In some recommended scenarios, you need to understand the content of video, audio, or text, and label it with content-related tags. For example, in short video recommendation, understanding the content of the video is conducive to accurate recommendation to users.

For film and television videos, the actors, film and television programs, and roles are constructed into a film and television entertainment map. When a new film and television short video is released, the actors can be identified through the face of the video, and the film and television roles can be identified in the title or subtitles. Use the graph to quickly infer the corresponding film and television works, and label the content of the video to improve the recommendation effect.

5.3 Data blood relationship

In the data warehouse, various ETL jobs are often run, and there are many data tables and tasks. How to visually observe the relationship between the upstream and downstream of the data table and the tasks has become an urgent problem to be solved.

It is very troublesome to use relational databases to process multi-level related queries, not only the development workload is large, but also the query performance is extremely slow. The use of graph database not only greatly reduces the development workload, but also can quickly find out the upstream and downstream relationships of the table, which is convenient for visually observing the blood relationship of the data.

5.4 Service Architecture Topology

In service resource management, business resources are divided into multiple levels, and each level has corresponding servers, services, and management personnel. If you use a relational database to process, when you need to display multi-level resources, querying will be very troublesome.

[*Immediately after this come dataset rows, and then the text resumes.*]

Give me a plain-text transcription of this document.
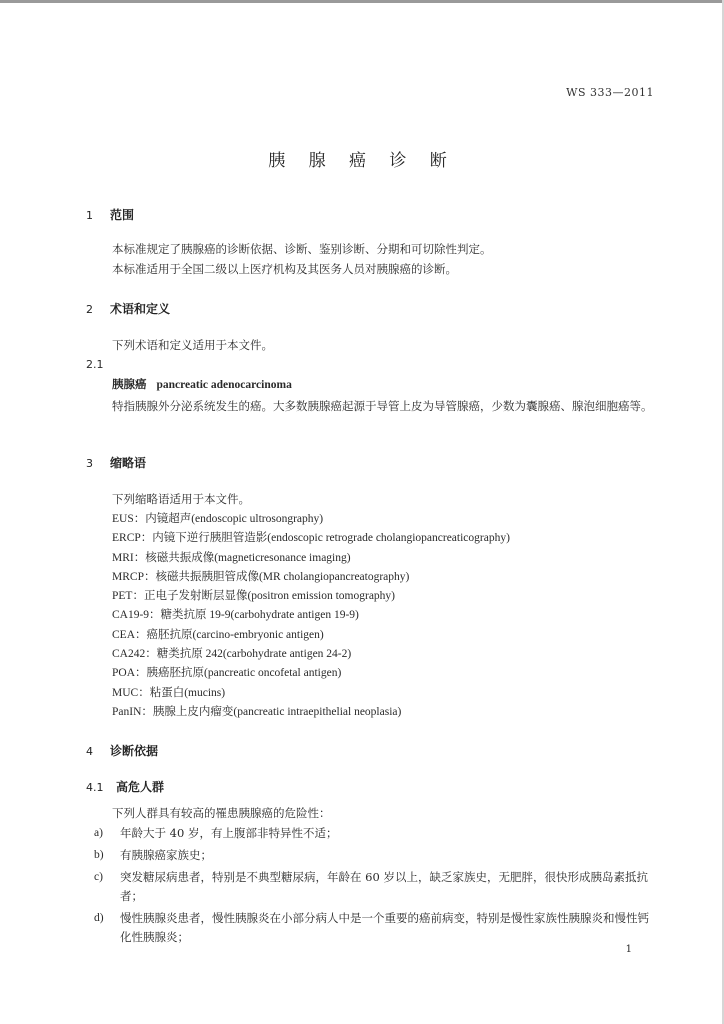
WS 333—2011
胰 腺 癌 诊 断
1 范围
本标准规定了胰腺癌的诊断依据、诊断、鉴别诊断、分期和可切除性判定。
本标准适用于全国二级以上医疗机构及其医务人员对胰腺癌的诊断。
2 术语和定义
下列术语和定义适用于本文件。
2.1
胰腺癌 pancreatic adenocarcinoma
特指胰腺外分泌系统发生的癌。大多数胰腺癌起源于导管上皮为导管腺癌，少数为囊腺癌、腺泡细胞癌等。
3 缩略语
下列缩略语适用于本文件。
EUS：内镜超声(endoscopic ultrosongraphy)
ERCP：内镜下逆行胰胆管造影(endoscopic retrograde cholangiopancreaticography)
MRI：核磁共振成像(magneticresonance imaging)
MRCP：核磁共振胰胆管成像(MR cholangiopancreatography)
PET：正电子发射断层显像(positron emission tomography)
CA19-9：糖类抗原 19-9(carbohydrate antigen 19-9)
CEA：癌胚抗原(carcino-embryonic antigen)
CA242：糖类抗原 242(carbohydrate antigen 24-2)
POA：胰癌胚抗原(pancreatic oncofetal antigen)
MUC：粘蛋白(mucins)
PanIN：胰腺上皮内瘤变(pancreatic intraepithelial neoplasia)
4 诊断依据
4.1 高危人群
下列人群具有较高的罹患胰腺癌的危险性：
a) 年龄大于 40 岁，有上腹部非特异性不适；
b) 有胰腺癌家族史；
c) 突发糖尿病患者，特别是不典型糖尿病，年龄在 60 岁以上，缺乏家族史，无肥胖，很快形成胰岛素抵抗者；
d) 慢性胰腺炎患者，慢性胰腺炎在小部分病人中是一个重要的癌前病变，特别是慢性家族性胰腺炎和慢性钙化性胰腺炎；
1
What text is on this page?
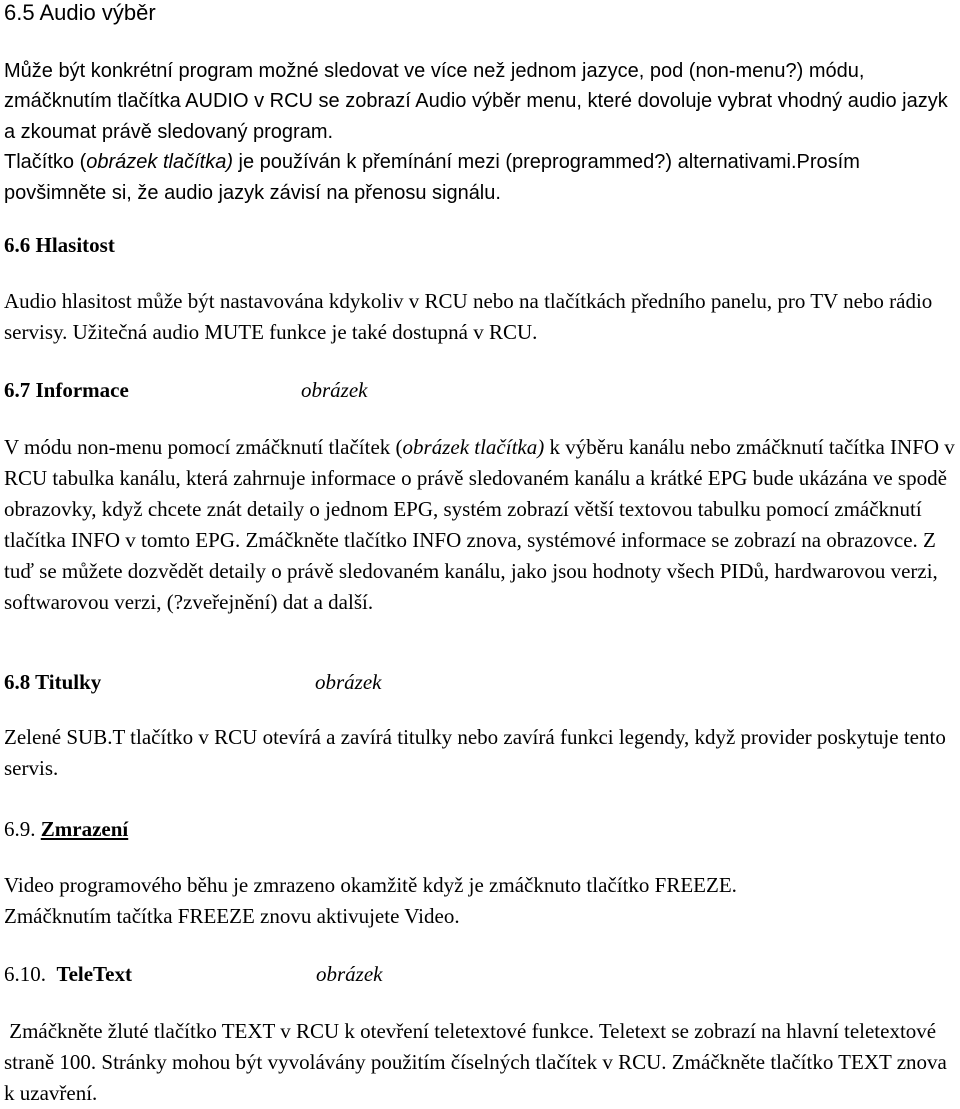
6.5 Audio výběr
Může být konkrétní program možné sledovat ve více než jednom jazyce, pod (non-menu?) módu, zmáčknutím tlačítka AUDIO v RCU se zobrazí Audio výběr menu, které dovoluje vybrat vhodný audio jazyk a zkoumat právě sledovaný program.
Tlačítko (obrázek tlačítka) je používán k přemínání mezi (preprogrammed?) alternativami.Prosím povšimněte si, že audio jazyk závisí na přenosu signálu.
6.6 Hlasitost

Audio hlasitost může být nastavována kdykoliv v RCU nebo na tlačítkách předního panelu, pro TV nebo rádio servisy. Užitečná audio MUTE funkce je také dostupná v RCU.

6.7 Informace	obrázek

V módu non-menu pomocí zmáčknutí tlačítek (obrázek tlačítka) k výběru kanálu nebo zmáčknutí tačítka INFO v RCU tabulka kanálu, která zahrnuje informace o právě sledovaném kanálu a krátké EPG bude ukázána ve spodě obrazovky, když chcete znát detaily o jednom EPG, systém zobrazí větší textovou tabulku pomocí zmáčknutí tlačítka INFO v tomto EPG. Zmáčkněte tlačítko INFO znova, systémové informace se zobrazí na obrazovce. Z tuď se můžete dozvědět detaily o právě sledovaném kanálu, jako jsou hodnoty všech PIDů, hardwarovou verzi, softwarovou verzi, (?zveřejnění) dat a další.

6.8 Titulky	obrázek

Zelené SUB.T tlačítko v RCU otevírá a zavírá titulky nebo zavírá funkci legendy, když provider poskytuje tento servis.

6.9. Zmrazení

Video programového běhu je zmrazeno okamžitě když je zmáčknuto tlačítko FREEZE.
Zmáčknutím tačítka FREEZE znovu aktivujete Video.

6.10.  TeleText	obrázek

Zmáčkněte žluté tlačítko TEXT v RCU k otevření teletextové funkce. Teletext se zobrazí na hlavní teletextové straně 100. Stránky mohou být vyvolávány použitím číselných tlačítek v RCU. Zmáčkněte tlačítko TEXT znova k uzavření.
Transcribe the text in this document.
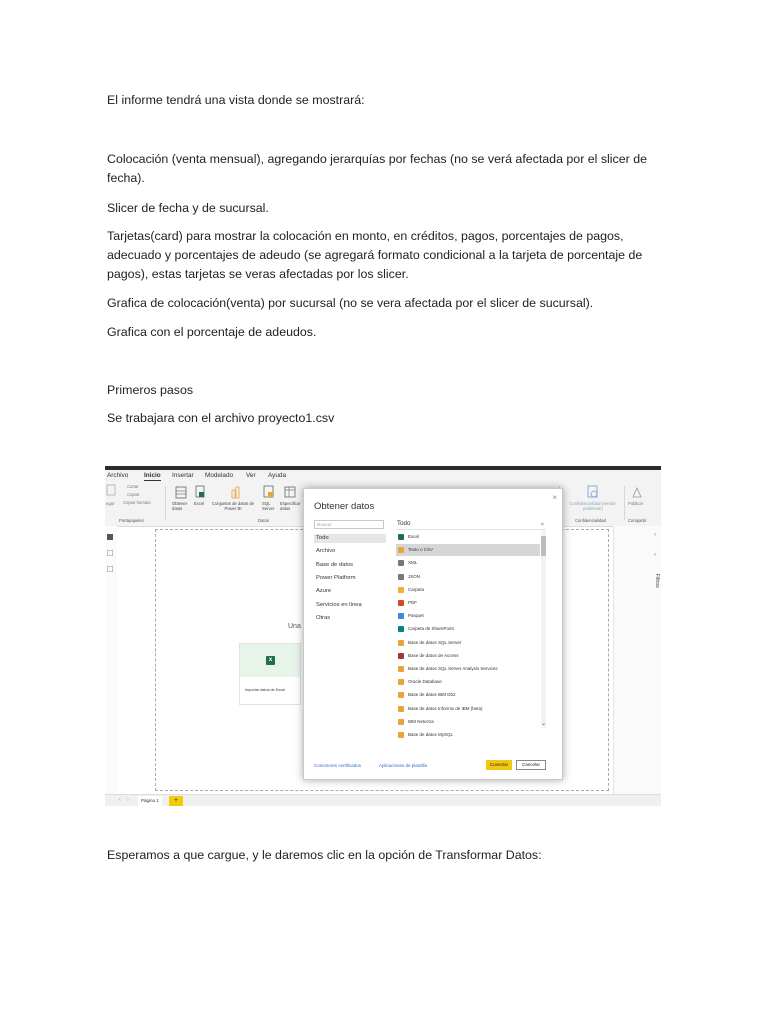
El informe tendrá una vista donde se mostrará:

Colocación (venta mensual), agregando jerarquías por fechas (no se verá afectada por el slicer de fecha).

Slicer de fecha y de sucursal.

Tarjetas(card) para mostrar la colocación en monto, en créditos, pagos, porcentajes de pagos, adecuado y porcentajes de adeudo (se agregará formato condicional a la tarjeta de porcentaje de pagos), estas tarjetas se veras afectadas por los slicer.

Grafica de colocación(venta) por sucursal (no se vera afectada por el slicer de sucursal).

Grafica con el porcentaje de adeudos.

Primeros pasos

Se trabajara con el archivo proyecto1.csv

Esperamos a que cargue, y le daremos clic en la opción de Transformar Datos:

Archivo Inicio Insertar Modelado Ver Ayuda
egar
Cortar
Copiar
Copiar formato
Portapapeles
Obtener datos
Excel	Conjuntos de datos de Power BI
SQL Server
Especificar datos
Datos
Confidencialidad (versión preliminar)
Confidencialidad
Publicar
Compartir
Una
x
Importar datos de Excel
‹
‹
Filtros
Obtener datos
×
Buscar
Todo
Archivo
Base de datos
Power Platform
Azure
Servicios en línea
Otras
Todo
Excel
Texto o CSV
XML
JSON
Carpeta
PDF
Parquet
Carpeta de SharePoint
Base de datos SQL Server
Base de datos de Access
Base de datos SQL Server Analysis Services
Oracle Database
Base de datos IBM Db2
Base de datos Informix de IBM (beta)
IBM Netezza
Base de datos MySQL
^
⌄
Conectores certificados	Aplicaciones de plantilla	Conectar	Cancelar
‹ ›	Página 1	+
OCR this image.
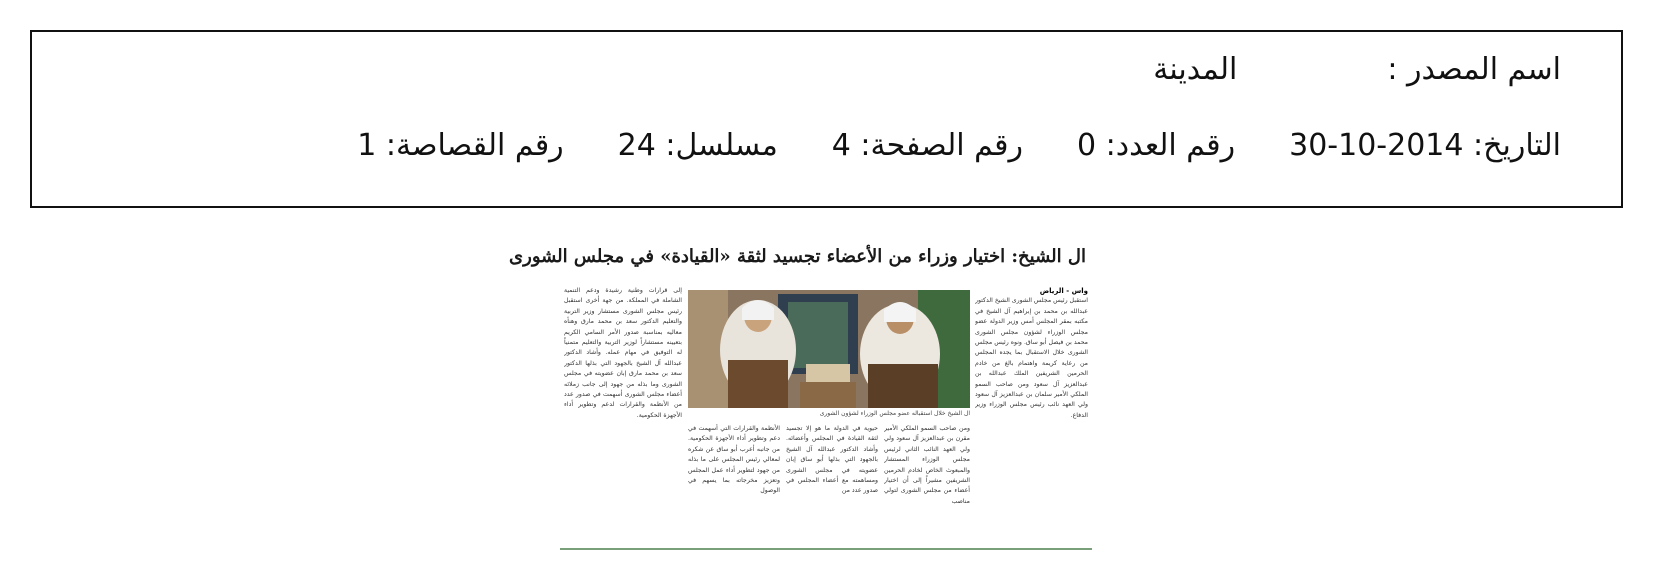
اسم المصدر :المدينة
التاريخ: 30-10-2014رقم العدد: 0رقم الصفحة: 4مسلسل: 24رقم القصاصة: 1
ال الشيخ: اختيار وزراء من الأعضاء تجسيد لثقة «القيادة» في مجلس الشورى
واس - الرياض
استقبل رئيس مجلس الشورى الشيخ الدكتور عبدالله بن محمد بن إبراهيم آل الشيخ في مكتبه بمقر المجلس أمس وزير الدولة عضو مجلس الوزراء لشؤون مجلس الشورى محمد بن فيصل أبو ساق. ونوه رئيس مجلس الشورى خلال الاستقبال بما يجده المجلس من رعاية كريمة واهتمام بالغ من خادم الحرمين الشريفين الملك عبدالله بن عبدالعزيز آل سعود ومن صاحب السمو الملكي الأمير سلمان بن عبدالعزيز آل سعود ولي العهد نائب رئيس مجلس الوزراء وزير الدفاع.
ال الشيخ خلال استقباله عضو مجلس الوزراء لشؤون الشورى
ومن صاحب السمو الملكي الأمير مقرن بن عبدالعزيز آل سعود ولي ولي العهد النائب الثاني لرئيس مجلس الوزراء المستشار والمبعوث الخاص لخادم الحرمين الشريفين مشيراً إلى أن اختيار أعضاء من مجلس الشورى لتولي مناصب
حيوية في الدولة ما هو إلا تجسيد لثقة القيادة في المجلس وأعضائه. وأشاد الدكتور عبدالله آل الشيخ بالجهود التي بذلها أبو ساق إبان عضويته في مجلس الشورى ومساهمته مع أعضاء المجلس في صدور عدد من
الأنظمة والقرارات التي أسهمت في دعم وتطوير أداء الأجهزة الحكومية. من جانبه أعرب أبو ساق عن شكره لمعالي رئيس المجلس على ما بذله من جهود لتطوير أداء عمل المجلس وتعزيز مخرجاته بما يسهم في الوصول
إلى قرارات وطنية رشيدة ودعم التنمية الشاملة في المملكة. من جهة أخرى استقبل رئيس مجلس الشورى مستشار وزير التربية والتعليم الدكتور سعد بن محمد مارق وهنأه معاليه بمناسبة صدور الأمر السامي الكريم بتعيينه مستشاراً لوزير التربية والتعليم متمنياً له التوفيق في مهام عمله. وأشاد الدكتور عبدالله آل الشيخ بالجهود التي بذلها الدكتور سعد بن محمد مارق إبان عضويته في مجلس الشورى وما بذله من جهود إلى جانب زملائه أعضاء مجلس الشورى أسهمت في صدور عدد من الأنظمة والقرارات لدعم وتطوير أداء الأجهزة الحكومية.
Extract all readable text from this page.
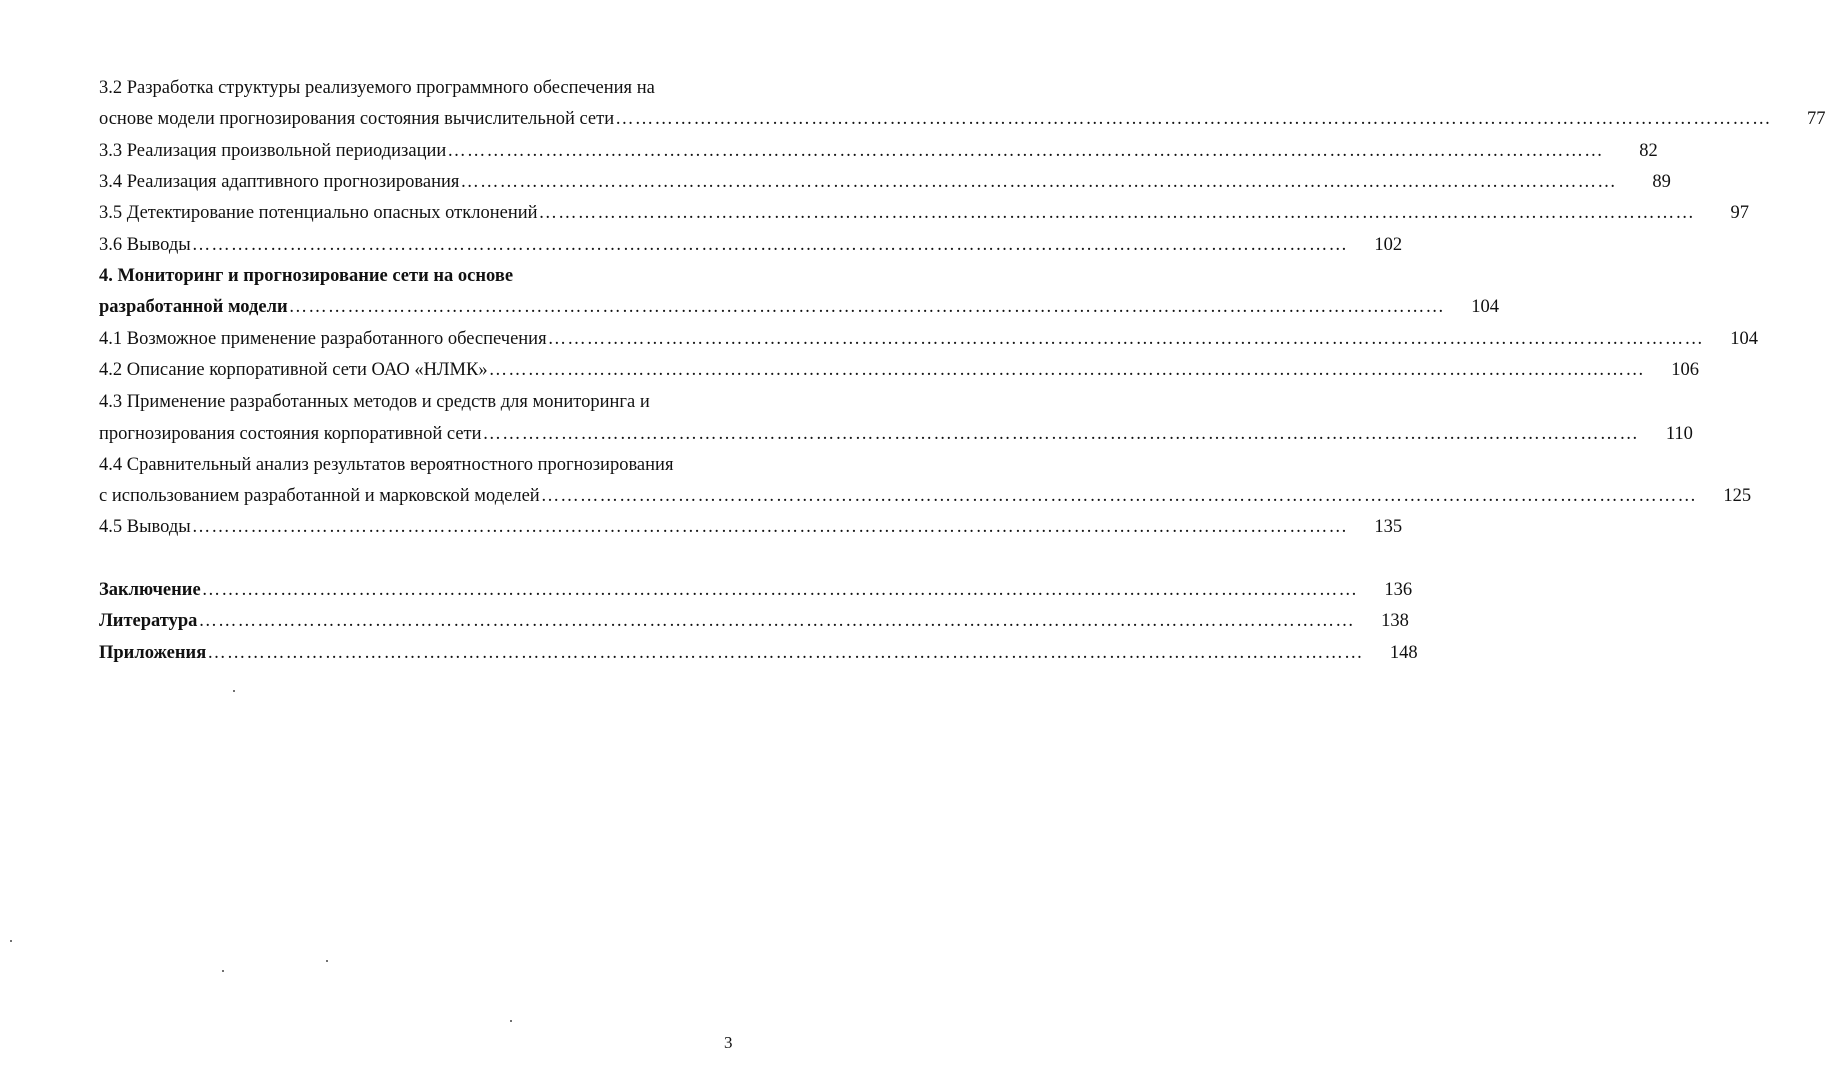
3.2 Разработка структуры реализуемого программного обеспечения на
основе модели прогнозирования состояния вычислительной сети ……………………………………………………………………………………………………………………………………………………………	77
3.3 Реализация произвольной периодизации ……………………………………………………………………………………………………………………………………………………………	82
3.4 Реализация адаптивного прогнозирования ……………………………………………………………………………………………………………………………………………………………	89
3.5 Детектирование потенциально опасных отклонений ……………………………………………………………………………………………………………………………………………………………	97
3.6 Выводы ……………………………………………………………………………………………………………………………………………………………	102
4. Мониторинг и прогнозирование сети на основе
разработанной модели ……………………………………………………………………………………………………………………………………………………………	104
4.1 Возможное применение разработанного обеспечения ……………………………………………………………………………………………………………………………………………………………	104
4.2 Описание корпоративной сети ОАО «НЛМК» ……………………………………………………………………………………………………………………………………………………………	106
4.3 Применение разработанных методов и средств для мониторинга и
прогнозирования состояния корпоративной сети ……………………………………………………………………………………………………………………………………………………………	110
4.4 Сравнительный анализ результатов вероятностного прогнозирования
с использованием разработанной и марковской моделей ……………………………………………………………………………………………………………………………………………………………	125
4.5 Выводы ……………………………………………………………………………………………………………………………………………………………	135
Заключение ……………………………………………………………………………………………………………………………………………………………	136
Литература ……………………………………………………………………………………………………………………………………………………………	138
Приложения ……………………………………………………………………………………………………………………………………………………………	148
3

Performance will be poor. At this time, you can put the relationship between resources, managers, servers, and business levels in the graph database. When it is displayed, a query statement can be completed, and the query speed is still very fast.

6. Summary

Through the implementation of business practices such as knowledge graphs, the transition from JanusGraph to NebulaGraph has been completed. The import performance has been improved by an order of magnitude, and query performance and concurrency have been improved by 3-6 times. Moreover, NebulaGraph is more stable than JanusGraph. In the course of practice, I also encountered many problems and got a lot of help from the NebulaGraph community. Thank you very much for the support of the community!

The graph database has developed rapidly in recent years. Neo4J raised US$325 million in the first half of this year, setting a new record in the database’s financing. A report released by Gartner pointed out: “By 2023, graph technology will promote rapid decision-making scenarios for 30% of global enterprises. The annual growth rate of graph technology applications exceeds 100%.” With the popularization of 5G and the Internet of Things, graph databases will become Infrastructure for handling relationships.